Ha lo sguardo buono e commosso, Giovanni. Non è abituato e non ama stare sotto i riflettori, ma vuole raccontare la sua storia. Una tra tante, finita bene.

"Dopo una febbre che oscillava tra i 40 e i 38 gradi e dopo il tampone, a marzo ho scoperto di aver contratto il coronavirus. Il 16 sono stato ricoverato all’ospedale di Sestri Levante in Terapia Intensiva. Dopo pochi giorni l’ossigeno della mascherina non bastava, e hanno dovuto ricorrere al casco: sono stato così per tre giorni, ma io non ricordo nulla, ho un vuoto totale. Ricordo solo prima la sensazione di non riuscire a respirare: era come se qualcuno mi avesse messo le mani schiacciate sul viso, terribile. Non riuscivo a respirare neanche dalla bocca, non lo auguro al mio peggior nemico. Ho pensato, è finita, basta. Avevo perso la speranza. Poi, ad un certo punto, sono rinato: sono lentamente tornato alla normalità e il 21 aprile mi hanno dimesso".

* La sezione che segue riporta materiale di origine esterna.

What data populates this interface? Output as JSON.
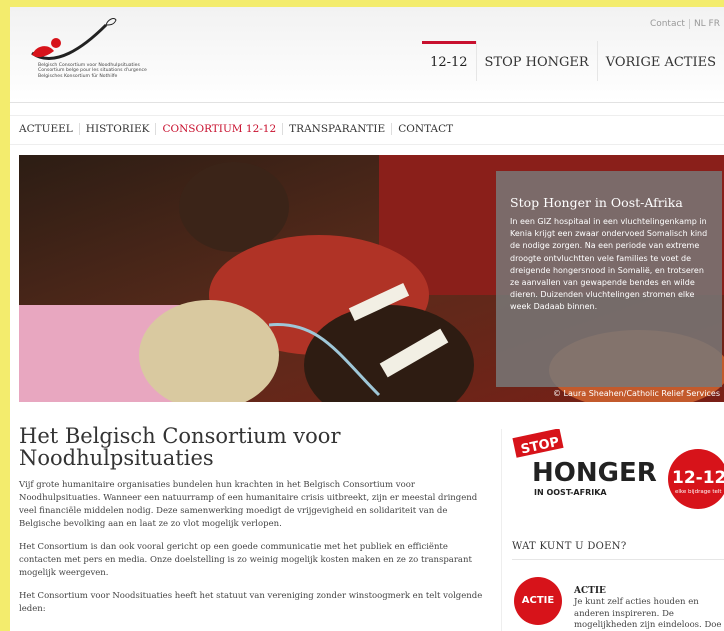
{
  "logo": {
    "lines": [
      "Belgisch Consortium voor Noodhulpsituaties",
      "Consortium belge pour les situations d'urgence",
      "Belgisches Konsortium für Nothilfe"
    ]
  },
  "utility": {
    "contact": "Contact",
    "languages": "NL FR"
  },
  "main_nav": [
    "12-12",
    "STOP HONGER",
    "VORIGE ACTIES"
  ],
  "sub_nav": [
    "ACTUEEL",
    "HISTORIEK",
    "CONSORTIUM 12-12",
    "TRANSPARANTIE",
    "CONTACT"
  ],
  "hero": {
    "title": "Stop Honger in Oost-Afrika",
    "text": "In een GIZ hospitaal in een vluchtelingenkamp in Kenia krijgt een zwaar ondervoed Somalisch kind de nodige zorgen. Na een periode van extreme droogte ontvluchtten vele families te voet de dreigende hongersnood in Somalië, en trotseren ze aanvallen van gewapende bendes en wilde dieren. Duizenden vluchtelingen stromen elke week Dadaab binnen.",
    "credit": "© Laura Sheahen/Catholic Relief Services"
  },
  "content": {
    "title": "Het Belgisch Consortium voor Noodhulpsituaties",
    "p1": "Vijf grote humanitaire organisaties bundelen hun krachten in het Belgisch Consortium voor Noodhulpsituaties. Wanneer een natuurramp of een humanitaire crisis uitbreekt, zijn er meestal dringend veel financiële middelen nodig. Deze samenwerking moedigt de vrijgevigheid en solidariteit van de Belgische bevolking aan en laat ze zo vlot mogelijk verlopen.",
    "p2": "Het Consortium is dan ook vooral gericht op een goede communicatie met het publiek en efficiënte contacten met pers en media. Onze doelstelling is zo weinig mogelijk kosten maken en ze zo transparant mogelijk weergeven.",
    "p3": "Het Consortium voor Noodsituaties heeft het statuut van vereniging zonder winstoogmerk en telt volgende leden:"
  },
  "sidebar": {
    "banner": {
      "stop": "STOP",
      "honger": "HONGER",
      "region": "IN OOST-AFRIKA",
      "number": "12-12",
      "tagline": "elke bijdrage telt"
    },
    "heading": "WAT KUNT U DOEN?",
    "actie": {
      "badge": "ACTIE",
      "title": "ACTIE",
      "text": "Je kunt zelf acties houden en anderen inspireren. De mogelijkheden zijn eindeloos. Doe mee!"
    }
  },
  "colors": {
    "accent": "#c8102e",
    "frame": "#f3ec6d"
  }
}
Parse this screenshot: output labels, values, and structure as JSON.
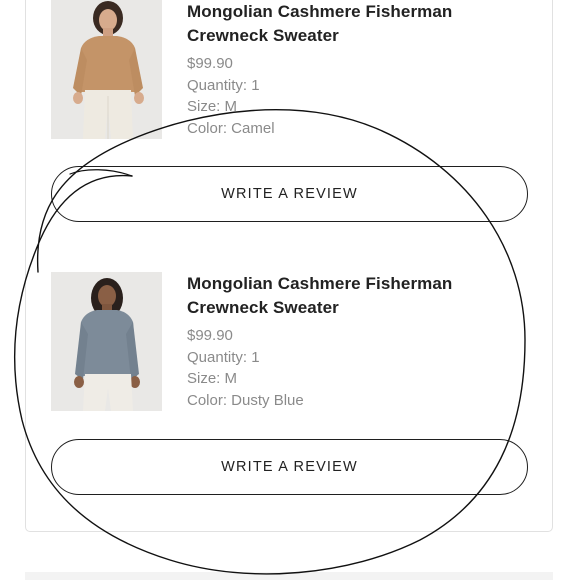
{
  "items": [
    {
      "title_line1": "Mongolian Cashmere Fisherman",
      "title_line2": "Crewneck Sweater",
      "price": "$99.90",
      "quantity": "Quantity: 1",
      "size": "Size: M",
      "color": "Color: Camel",
      "swatch": "#c49468",
      "review_label": "WRITE A REVIEW"
    },
    {
      "title_line1": "Mongolian Cashmere Fisherman",
      "title_line2": "Crewneck Sweater",
      "price": "$99.90",
      "quantity": "Quantity: 1",
      "size": "Size: M",
      "color": "Color: Dusty Blue",
      "swatch": "#7d8b99",
      "review_label": "WRITE A REVIEW"
    }
  ],
  "colors": {
    "text_primary": "#222222",
    "text_secondary": "#8a8a8a",
    "border": "#1f1f1f",
    "scribble": "#111111"
  }
}
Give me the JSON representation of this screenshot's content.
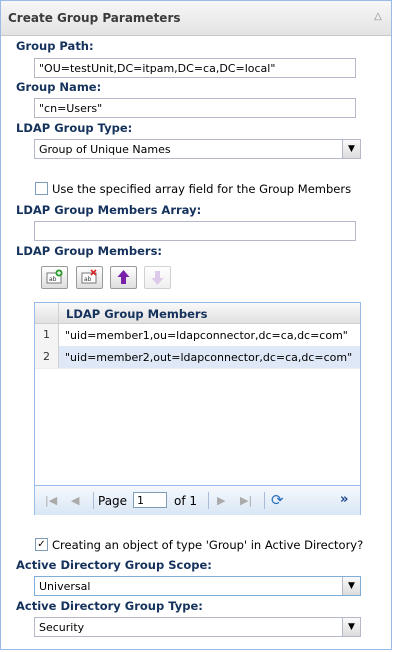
{
  "panel": {
    "title": "Create Group Parameters"
  },
  "group_path": {
    "label": "Group Path:",
    "value": "\"OU=testUnit,DC=itpam,DC=ca,DC=local\""
  },
  "group_name": {
    "label": "Group Name:",
    "value": "\"cn=Users\""
  },
  "ldap_group_type": {
    "label": "LDAP Group Type:",
    "value": "Group of Unique Names"
  },
  "use_array": {
    "label": "Use the specified array field for the Group Members",
    "checked": false
  },
  "members_array": {
    "label": "LDAP Group Members Array:",
    "value": ""
  },
  "members": {
    "label": "LDAP Group Members:",
    "column": "LDAP Group Members",
    "rows": [
      {
        "num": "1",
        "value": "\"uid=member1,ou=ldapconnector,dc=ca,dc=com\""
      },
      {
        "num": "2",
        "value": "\"uid=member2,out=ldapconnector,dc=ca,dc=com\""
      }
    ],
    "paging": {
      "page_label": "Page",
      "page": "1",
      "of_label": "of 1"
    }
  },
  "ad_group": {
    "label": "Creating an object of type 'Group' in Active Directory?",
    "checked": true
  },
  "ad_scope": {
    "label": "Active Directory Group Scope:",
    "value": "Universal"
  },
  "ad_type": {
    "label": "Active Directory Group Type:",
    "value": "Security"
  },
  "colors": {
    "label": "#15325c",
    "border": "#99bbe8",
    "selected_row": "#dfe8f6"
  }
}
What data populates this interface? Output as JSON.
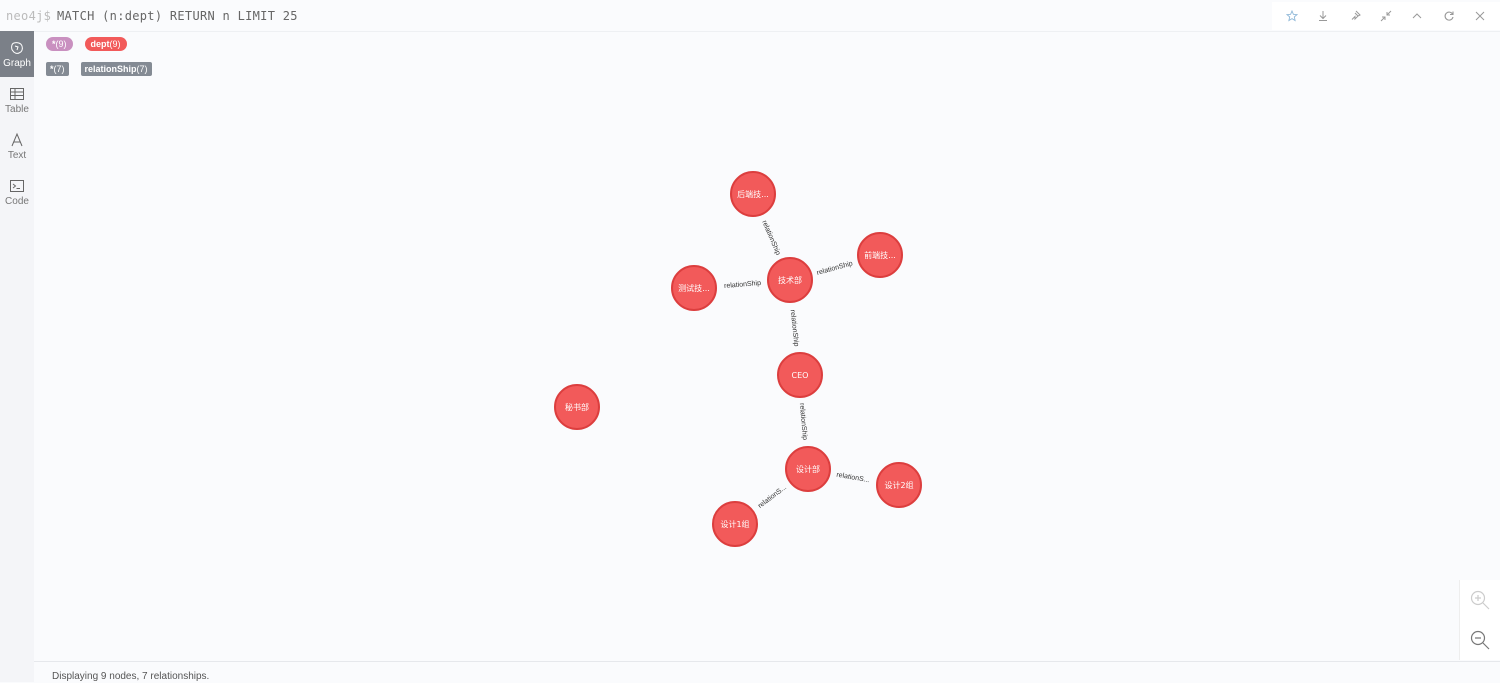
{
  "editor": {
    "prompt": "neo4j$",
    "query": "MATCH (n:dept) RETURN n LIMIT 25"
  },
  "actions": [
    {
      "name": "star-icon"
    },
    {
      "name": "download-icon"
    },
    {
      "name": "pin-icon"
    },
    {
      "name": "collapse-icon"
    },
    {
      "name": "chevron-up-icon"
    },
    {
      "name": "refresh-icon"
    },
    {
      "name": "close-icon"
    }
  ],
  "sidebar": {
    "items": [
      {
        "label": "Graph",
        "icon": "graph-icon",
        "active": true
      },
      {
        "label": "Table",
        "icon": "table-icon",
        "active": false
      },
      {
        "label": "Text",
        "icon": "text-icon",
        "active": false
      },
      {
        "label": "Code",
        "icon": "code-icon",
        "active": false
      }
    ]
  },
  "legend": {
    "node_all": {
      "label": "*",
      "count": "(9)",
      "color": "#c990c0"
    },
    "node_dept": {
      "label": "dept",
      "count": "(9)",
      "color": "#f25a5a"
    },
    "rel_all": {
      "label": "*",
      "count": "(7)"
    },
    "rel_type": {
      "label": "relationShip",
      "count": "(7)"
    }
  },
  "graph": {
    "node_color": "#f25a5a",
    "node_border": "#dc3e3e",
    "nodes": [
      {
        "id": "ceo",
        "label": "CEO"
      },
      {
        "id": "tech",
        "label": "技术部"
      },
      {
        "id": "backend",
        "label": "后端技..."
      },
      {
        "id": "frontend",
        "label": "前端技..."
      },
      {
        "id": "testing",
        "label": "测试技..."
      },
      {
        "id": "design",
        "label": "设计部"
      },
      {
        "id": "design1",
        "label": "设计1组"
      },
      {
        "id": "design2",
        "label": "设计2组"
      },
      {
        "id": "secretary",
        "label": "秘书部"
      }
    ],
    "relationships": [
      {
        "from": "ceo",
        "to": "tech",
        "label": "relationShip"
      },
      {
        "from": "tech",
        "to": "backend",
        "label": "relationShip"
      },
      {
        "from": "tech",
        "to": "frontend",
        "label": "relationShip"
      },
      {
        "from": "tech",
        "to": "testing",
        "label": "relationShip"
      },
      {
        "from": "ceo",
        "to": "design",
        "label": "relationShip"
      },
      {
        "from": "design",
        "to": "design1",
        "label": "relationS..."
      },
      {
        "from": "design",
        "to": "design2",
        "label": "relationS..."
      }
    ]
  },
  "status": {
    "text": "Displaying 9 nodes, 7 relationships."
  }
}
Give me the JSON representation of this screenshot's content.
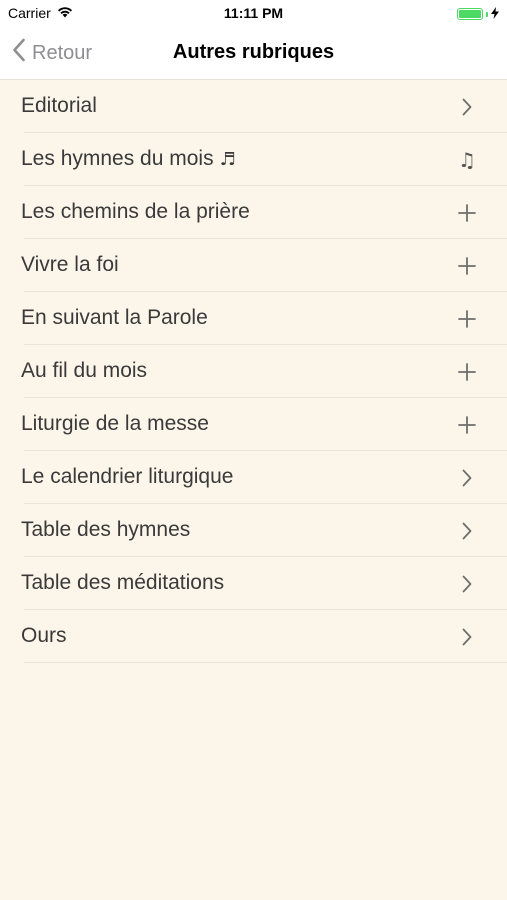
{
  "status_bar": {
    "carrier": "Carrier",
    "time": "11:11 PM",
    "battery_level": 1.0,
    "battery_color": "#4cd964"
  },
  "nav": {
    "back_label": "Retour",
    "title": "Autres rubriques"
  },
  "colors": {
    "background": "#fcf6ea",
    "bar_background": "#ffffff",
    "separator": "#ebe5d6",
    "back_tint": "#8e8e93"
  },
  "rows": [
    {
      "label": "Editorial",
      "accessory": "chevron-right-icon"
    },
    {
      "label": "Les hymnes du mois",
      "inline_icon": "music-note-icon",
      "accessory": "music-notes-icon"
    },
    {
      "label": "Les chemins de la prière",
      "accessory": "plus-icon"
    },
    {
      "label": "Vivre la foi",
      "accessory": "plus-icon"
    },
    {
      "label": "En suivant la Parole",
      "accessory": "plus-icon"
    },
    {
      "label": "Au fil du mois",
      "accessory": "plus-icon"
    },
    {
      "label": "Liturgie de la messe",
      "accessory": "plus-icon"
    },
    {
      "label": "Le calendrier liturgique",
      "accessory": "chevron-right-icon"
    },
    {
      "label": "Table des hymnes",
      "accessory": "chevron-right-icon"
    },
    {
      "label": "Table des méditations",
      "accessory": "chevron-right-icon"
    },
    {
      "label": "Ours",
      "accessory": "chevron-right-icon"
    }
  ]
}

De Vincenzi viene trasferito quindi a Sturla, dove rimane isolato in quarantena e riesce infine a tornare a casa, «per la gioia di mia moglie, Lisetta Oliveri, che per tutto quel tempo avevo solo sentito per telefono, un cellulare di vecchio stampo, tra l’altro, senza telecamere o altre diavolerie», scherza Giovanni.

E oggi?

"La vivo con molta cautela. A chi incontro, dico, fai il possibile per proteggerti, usa la mascherina e i guanti, non prendere nulla sottogamba. Ho avuto modo di parlare con qualche medico, quando ero ricoverato li vedevo come dei robot, tutti bardati dalla cima ai piedi: non hanno guardato l’orologio mentre facevano i turni, hanno dato il massimo, veramente. Ricordo anche gli altri pazienti, tanti come me sono stati dimessi e ne sono felice. Oggi c’è solo la voglia di dire grazie: grazie a medici, infermieri, alla Protezione Civile e agli Alpini di San Salvatore di Cogorno, ai miei amici, mi hanno aiutato tutti in maniera diversi".

Sabato 12 alla Guardia c’era anche lui con la Confraternita Fidus Alma: «Ho portato me stesso al Santuario e ho detto Grazie, semplicemente. Era il minimo che potessi fare».